ポップアートは「アートと資本主義の中で持つ価値」を批判的に、メタな視点を持ち扱ってきた。
ただ残念ながら集団の合意によって得られた高価な価値という共同幻想は、資本主義社会に生きる上での呪いのようなもの。
飲み込まれるのはウォーホル然り、バスキア然り。
バンクシーもまた大きくなりすぎ、残念ながら自分が権威になってしまった。
価値観への反逆や疑問は反権威だからこそ意味があるのに今のバンクシーではそれも叶わない。

小池百合子がどっかの落書きをバンクシー謹製とありがたがって展示してる時点ですっかりバンクシーは陳腐化してしまったし、今回のように韓国で壁に描いたステンシル画にすら「本物かコピーか」などという無意味な価値を求められてしまう。
かつて書かれた油絵のような一点ものの持つ、一点ものだからこそ持つ価値とは違う。
ウォーホルのシルクスクリーンにしろ、バンクシーのステンシルにしろ、型紙を使えば同じ絵が描けてしまう作品はコピーであっても作品に大差がない。
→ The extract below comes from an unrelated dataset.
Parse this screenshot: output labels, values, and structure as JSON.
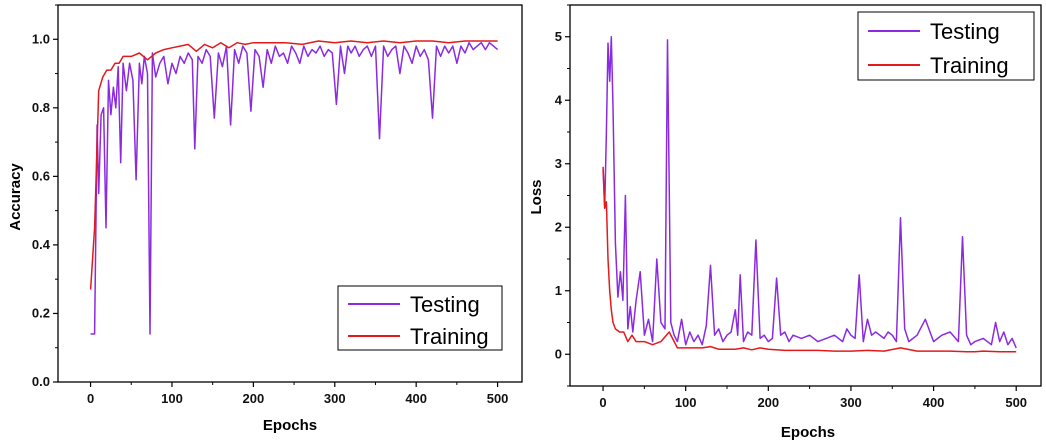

全く同じ絵があったとして、それが本人によるものかそうでないかによって価値が変わるのだとすればそれは絵自体の価値ではなく絵に付随する「本人が書いた」事実、事象が価値を持つと言える。
しかし絵自体ではなく、絵に付随する事象や事実が価値を持つのだとしたら、そのオリジナルの絵を鑑賞しなければ価値がないと果たして言えるのか。
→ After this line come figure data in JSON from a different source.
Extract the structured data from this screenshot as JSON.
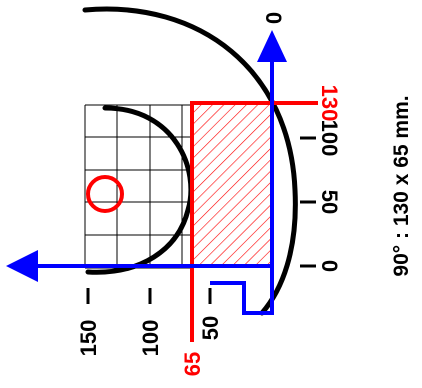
{
  "labels": {
    "tick_0_right": "0",
    "tick_50_right": "50",
    "tick_100_right": "100",
    "tick_130_right": "130",
    "tick_top_0": "0",
    "tick_150_bottom": "150",
    "tick_100_bottom": "100",
    "tick_50_bottom": "50",
    "tick_65_bottom": "65",
    "caption": "90° : 130 x 65 mm."
  },
  "colors": {
    "frame": "#000000",
    "axis": "#0000ff",
    "highlight": "#ff0000"
  }
}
書かれた絵そのもののクオリティではなく、そこに書かれた、いつ、どのように書かれたかに意味があるバンクシーのステンシルにも関わらず真贋という旧来的な付加価値が求められてしまうというのはバンクシー自身も想定しないバカバカしくスラップスティックコメディのようなアイロニー




デジタルとオリジナルと

最近、NFTを使った新たなBAYTなどが取引され始めている。
非代替性トークンを使うことで、複製可能だったはずのデジタルでありながら唯一無二という価値を得ることができる新たなアートと新たな価値。
デジタルであれ価値があると認められればそれが売買され、市場を産み、市場がさらにデジタルデータの価値を上げる。
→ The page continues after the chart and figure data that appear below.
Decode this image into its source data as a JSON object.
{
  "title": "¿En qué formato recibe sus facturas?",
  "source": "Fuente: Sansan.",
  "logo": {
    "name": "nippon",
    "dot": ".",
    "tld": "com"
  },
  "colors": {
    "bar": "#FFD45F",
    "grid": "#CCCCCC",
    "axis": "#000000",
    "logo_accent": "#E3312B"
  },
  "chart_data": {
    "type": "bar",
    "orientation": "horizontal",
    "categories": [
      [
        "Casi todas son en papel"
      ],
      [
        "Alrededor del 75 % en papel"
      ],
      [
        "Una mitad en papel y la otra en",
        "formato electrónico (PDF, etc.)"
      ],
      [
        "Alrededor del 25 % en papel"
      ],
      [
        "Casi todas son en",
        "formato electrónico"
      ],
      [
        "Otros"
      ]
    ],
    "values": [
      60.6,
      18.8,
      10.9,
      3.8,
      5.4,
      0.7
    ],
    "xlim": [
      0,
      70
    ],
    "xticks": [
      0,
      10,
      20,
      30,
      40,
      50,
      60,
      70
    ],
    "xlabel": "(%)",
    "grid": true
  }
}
バンクシーはステンシルによって美術におけるオリジナルとコピーの価値に対して疑問を呈し、しくじり、そしてブロックチェーンを使い新たな唯一無二、オリジナルであることに価値があるというアートが普及しつつある。
デジタルデータ如きに価値があるか否かという問いには、FGOにおいてただのキャラのデータに何万も何十万も溶かしている死屍累々の諸氏を指すだけで何も付け足すことはない。
ウマ娘のガチャを天井までぶん回す方々の方がその辺りについてはよく知っていることだろう。

バンクシーとは

バンクシーとは何か?と問われれば、個人的には典型的なポップアートの継承者であり、パリス・ヒルトンのCDに悪戯したり、映画を作ったり、そのゲリラ的な活動や存在がアングラであるうちは新しくもあったが、大きく騒がれ、作品の価値が上がり続け、落書きか否かと論争になり、現代アートにおいてすっかり権威となるものの、覆面であるが故に著作権や商標権を主張できず、その劣化コピー作品が大量に量産され、商品化され、消費されてしまった。
資本主義により敗北した芸術家に見えるのば自分だけだろうか。

もはやバンクシーのあのステンシルの偽物はそこら中に溢れ、どこかのネズミのキャラと大差ない。
バンクシーを盗んだ男」を見ればその狂騒のバカバカしさに呆れるしかない。
※プライム対象なので見れる人はどうぞ

バカバカしい韓国でのバンクシー展の偽物・本物騒ぎなんてまさにリーチしてはいけないところにまでリーチしてる現状がよく現れてる。
そんなにバンクシーの本物が見たいならイギリスへ行けばいいのに。
見たところでコピーと変わりはしないですがね。

そんなにオリジナルの作品を見たいならその手の本でも読めば足りる。
よほど芸術に詳しいお歴々が説明もしてくれてる。

ステンシル画のバンクシーの絵を見て心動かされることなんてない。
そういうジャンルの作品じゃあない。
バンクシーが書いたその場所、動機や行為があって初めてその絵に意味や価値がある。
鑑賞は実物でなく図版でも特に問題はない。
バンクシーの作品が本物なのか偽物なのか、そういうことではなく、場所や意味から切り離された時点でもう作品に価値はない。
価値がなくても高値で売るのが美術商であるし、だからオークションで裁断しようともしたのに(あそこでしくじるのも非常にイタい)。

誰がバンクシーかは知らない。
誰がバンクシーでもいい。
誰であるにせよ、その正体が明らかになった途端、バンクシーというキャラクターの価値は地に落ちる。
バンクシーの正体もまた謎だからこそ価値がある。